United Nations Security Council resolution 459, adopted on 19 December 1979, after recalling resolutions 425 (1978), 426 (1978), 427 (1978), 434 (1978), 444 (1979) and 450 (1979) and considering the report from the Secretary-General on the United Nations Interim Force in Lebanon (UNIFIL), the Council expressed anxiety about the future of the Force, citing threats to its freedom of movement, security and safety of its headquarters.

The council then reiterated the objectives of the Force, set out in resolutions 425 and 450 which must be attained. The resolution noted efforts by the Government of Lebanon to draw up a programme of action with the secretary-general, as well as its efforts to obtain international recognition for protection of archaeological sites in Tyre.
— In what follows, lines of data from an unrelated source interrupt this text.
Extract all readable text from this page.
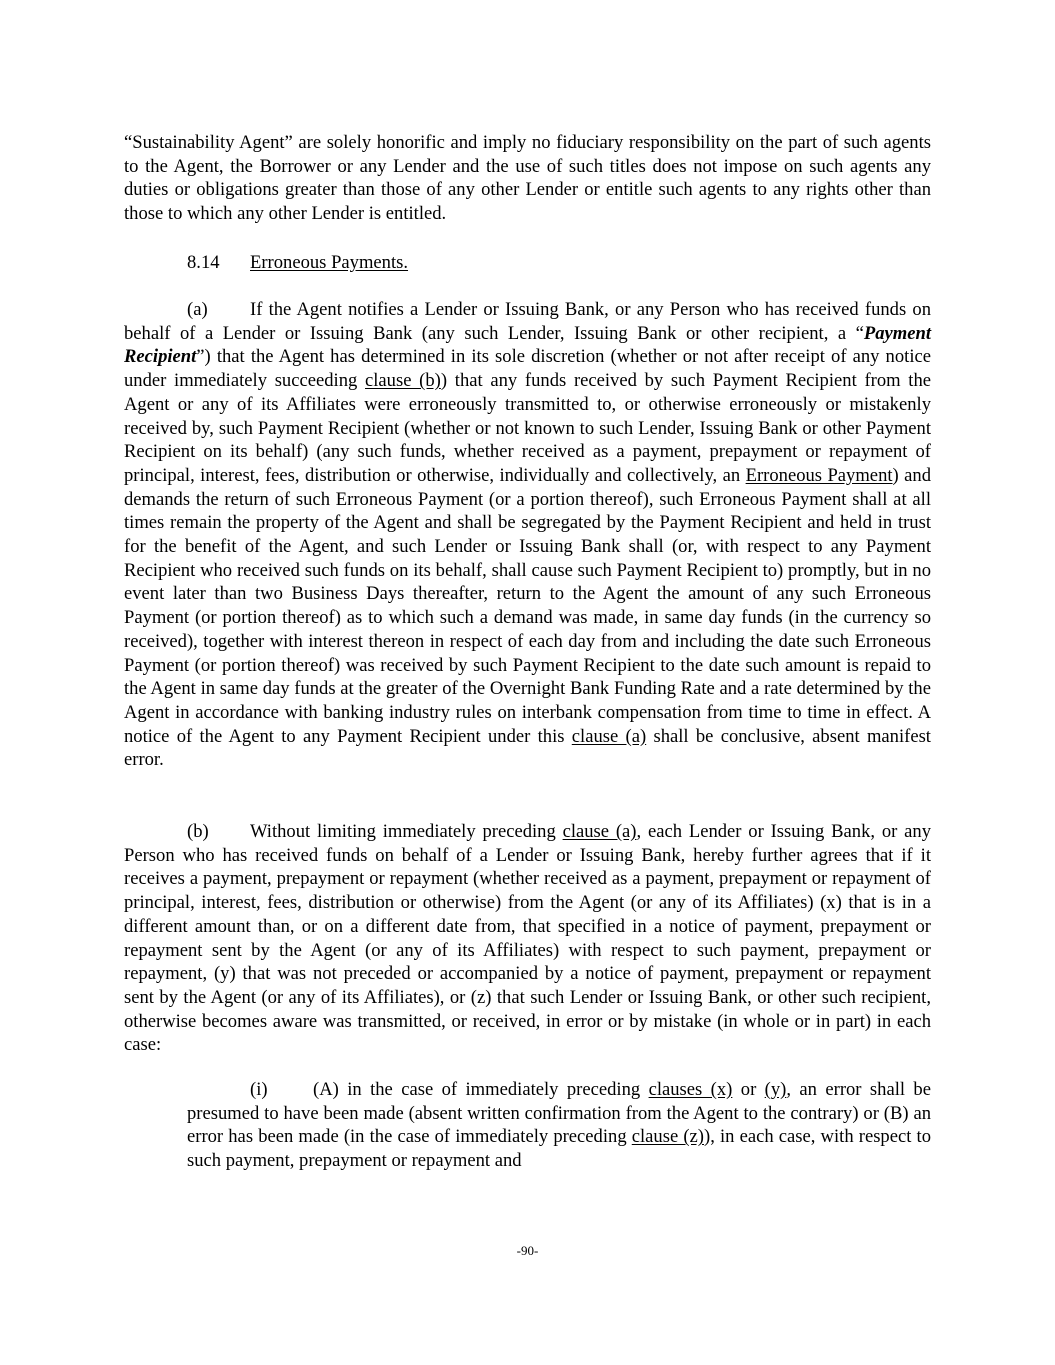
“Sustainability Agent” are solely honorific and imply no fiduciary responsibility on the part of such agents to the Agent, the Borrower or any Lender and the use of such titles does not impose on such agents any duties or obligations greater than those of any other Lender or entitle such agents to any rights other than those to which any other Lender is entitled.

8.14 Erroneous Payments.

(a) If the Agent notifies a Lender or Issuing Bank, or any Person who has received funds on behalf of a Lender or Issuing Bank (any such Lender, Issuing Bank or other recipient, a “Payment Recipient”) that the Agent has determined in its sole discretion (whether or not after receipt of any notice under immediately succeeding clause (b)) that any funds received by such Payment Recipient from the Agent or any of its Affiliates were erroneously transmitted to, or otherwise erroneously or mistakenly received by, such Payment Recipient (whether or not known to such Lender, Issuing Bank or other Payment Recipient on its behalf) (any such funds, whether received as a payment, prepayment or repayment of principal, interest, fees, distribution or otherwise, individually and collectively, an Erroneous Payment) and demands the return of such Erroneous Payment (or a portion thereof), such Erroneous Payment shall at all times remain the property of the Agent and shall be segregated by the Payment Recipient and held in trust for the benefit of the Agent, and such Lender or Issuing Bank shall (or, with respect to any Payment Recipient who received such funds on its behalf, shall cause such Payment Recipient to) promptly, but in no event later than two Business Days thereafter, return to the Agent the amount of any such Erroneous Payment (or portion thereof) as to which such a demand was made, in same day funds (in the currency so received), together with interest thereon in respect of each day from and including the date such Erroneous Payment (or portion thereof) was received by such Payment Recipient to the date such amount is repaid to the Agent in same day funds at the greater of the Overnight Bank Funding Rate and a rate determined by the Agent in accordance with banking industry rules on interbank compensation from time to time in effect. A notice of the Agent to any Payment Recipient under this clause (a) shall be conclusive, absent manifest error.

(b) Without limiting immediately preceding clause (a), each Lender or Issuing Bank, or any Person who has received funds on behalf of a Lender or Issuing Bank, hereby further agrees that if it receives a payment, prepayment or repayment (whether received as a payment, prepayment or repayment of principal, interest, fees, distribution or otherwise) from the Agent (or any of its Affiliates) (x) that is in a different amount than, or on a different date from, that specified in a notice of payment, prepayment or repayment sent by the Agent (or any of its Affiliates) with respect to such payment, prepayment or repayment, (y) that was not preceded or accompanied by a notice of payment, prepayment or repayment sent by the Agent (or any of its Affiliates), or (z) that such Lender or Issuing Bank, or other such recipient, otherwise becomes aware was transmitted, or received, in error or by mistake (in whole or in part) in each case:

(i) (A) in the case of immediately preceding clauses (x) or (y), an error shall be presumed to have been made (absent written confirmation from the Agent to the contrary) or (B) an error has been made (in the case of immediately preceding clause (z)), in each case, with respect to such payment, prepayment or repayment and

-90-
It also reaffirmed the validity of the General Armistice Agreement between Israel and Lebanon, calling on both parties to reactivate the Mixed Armistice Commissions

The resolution went on to commend UNIFIL for its efforts and extended the mandate of UNIFIL until 19 June 1980. The council also warned that continued obstruction of the Force will be considered with further action by the United Nations under the appropriate Chapters in the Charter of the United Nations.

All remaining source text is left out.